Tip#5 – Back to Basics: Return Custom-tuned Trucks Back to Stock for Diagnostics.
It’s a whole new world of diesel performance. Custom software tuning for late model trucks has taken customer expectations to new heights. If enhancing your truck’s performance is what you’re after, there are several well-engineered products on the market. However, put your truck in the hands of an untrained person and they could do serious damage in a short period of time.
To improve the accuracy and speed of diagnostic testing, we highly recommend returning any custom-tuned truck back to stock (or factory) settings. By masking or covering-up performance issues, custom software makes finding the actual problem much more difficult.

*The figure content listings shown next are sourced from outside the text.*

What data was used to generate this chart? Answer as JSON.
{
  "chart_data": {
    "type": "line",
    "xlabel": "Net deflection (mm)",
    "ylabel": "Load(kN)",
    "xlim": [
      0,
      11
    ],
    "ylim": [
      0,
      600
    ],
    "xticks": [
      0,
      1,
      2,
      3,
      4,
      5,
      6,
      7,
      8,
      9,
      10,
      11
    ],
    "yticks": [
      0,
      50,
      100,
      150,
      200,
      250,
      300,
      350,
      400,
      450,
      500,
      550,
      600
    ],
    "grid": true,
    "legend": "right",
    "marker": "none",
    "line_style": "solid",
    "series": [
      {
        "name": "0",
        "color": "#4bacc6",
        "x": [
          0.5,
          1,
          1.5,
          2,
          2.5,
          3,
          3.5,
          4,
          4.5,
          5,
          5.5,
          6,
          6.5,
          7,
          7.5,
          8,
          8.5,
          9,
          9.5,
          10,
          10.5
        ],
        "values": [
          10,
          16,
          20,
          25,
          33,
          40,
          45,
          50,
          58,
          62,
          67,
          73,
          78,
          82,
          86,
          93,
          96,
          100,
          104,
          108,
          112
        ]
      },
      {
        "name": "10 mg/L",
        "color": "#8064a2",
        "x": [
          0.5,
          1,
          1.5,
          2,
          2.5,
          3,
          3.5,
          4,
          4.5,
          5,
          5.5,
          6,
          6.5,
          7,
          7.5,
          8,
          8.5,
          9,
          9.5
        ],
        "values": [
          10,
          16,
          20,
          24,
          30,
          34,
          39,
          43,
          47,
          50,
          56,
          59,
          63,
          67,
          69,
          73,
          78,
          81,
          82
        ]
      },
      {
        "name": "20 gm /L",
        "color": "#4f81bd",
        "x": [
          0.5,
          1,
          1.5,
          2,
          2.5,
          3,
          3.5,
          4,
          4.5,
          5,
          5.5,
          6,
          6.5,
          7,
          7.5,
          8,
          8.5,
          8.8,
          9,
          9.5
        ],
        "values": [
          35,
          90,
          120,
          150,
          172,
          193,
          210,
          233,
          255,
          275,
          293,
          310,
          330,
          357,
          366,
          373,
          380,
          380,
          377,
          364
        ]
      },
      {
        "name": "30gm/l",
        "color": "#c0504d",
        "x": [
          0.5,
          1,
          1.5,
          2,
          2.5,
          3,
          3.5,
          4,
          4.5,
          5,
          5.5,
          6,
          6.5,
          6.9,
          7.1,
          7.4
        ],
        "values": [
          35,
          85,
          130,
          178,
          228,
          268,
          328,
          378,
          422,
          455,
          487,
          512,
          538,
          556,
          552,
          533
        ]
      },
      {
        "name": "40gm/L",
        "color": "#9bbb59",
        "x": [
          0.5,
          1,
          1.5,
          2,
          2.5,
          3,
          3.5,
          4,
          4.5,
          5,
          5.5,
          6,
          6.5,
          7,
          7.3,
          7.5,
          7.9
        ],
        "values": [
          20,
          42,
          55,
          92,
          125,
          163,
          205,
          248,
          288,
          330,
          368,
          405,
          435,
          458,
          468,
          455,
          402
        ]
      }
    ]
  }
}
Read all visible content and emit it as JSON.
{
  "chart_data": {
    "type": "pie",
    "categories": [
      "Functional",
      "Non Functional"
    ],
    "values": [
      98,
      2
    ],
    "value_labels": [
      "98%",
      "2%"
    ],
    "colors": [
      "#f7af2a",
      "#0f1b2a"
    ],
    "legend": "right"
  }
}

When diesel engine tuning is returned back to normal, the OEM test values, diagnostic check procedures and specifications in the shop manuals will more accurately reflect what the tests are showing, getting to the source of the problem more efficiently.
Sure, adding a tuning module to a healthy, stock truck will make it run stronger, they should never be used to make up for lost power on high-mileage or worn-out engines.
While these basic tips to diagnose a common rail fuel injection system are common sense, they do help ensure those old diesel dogs still perform a few new tricks.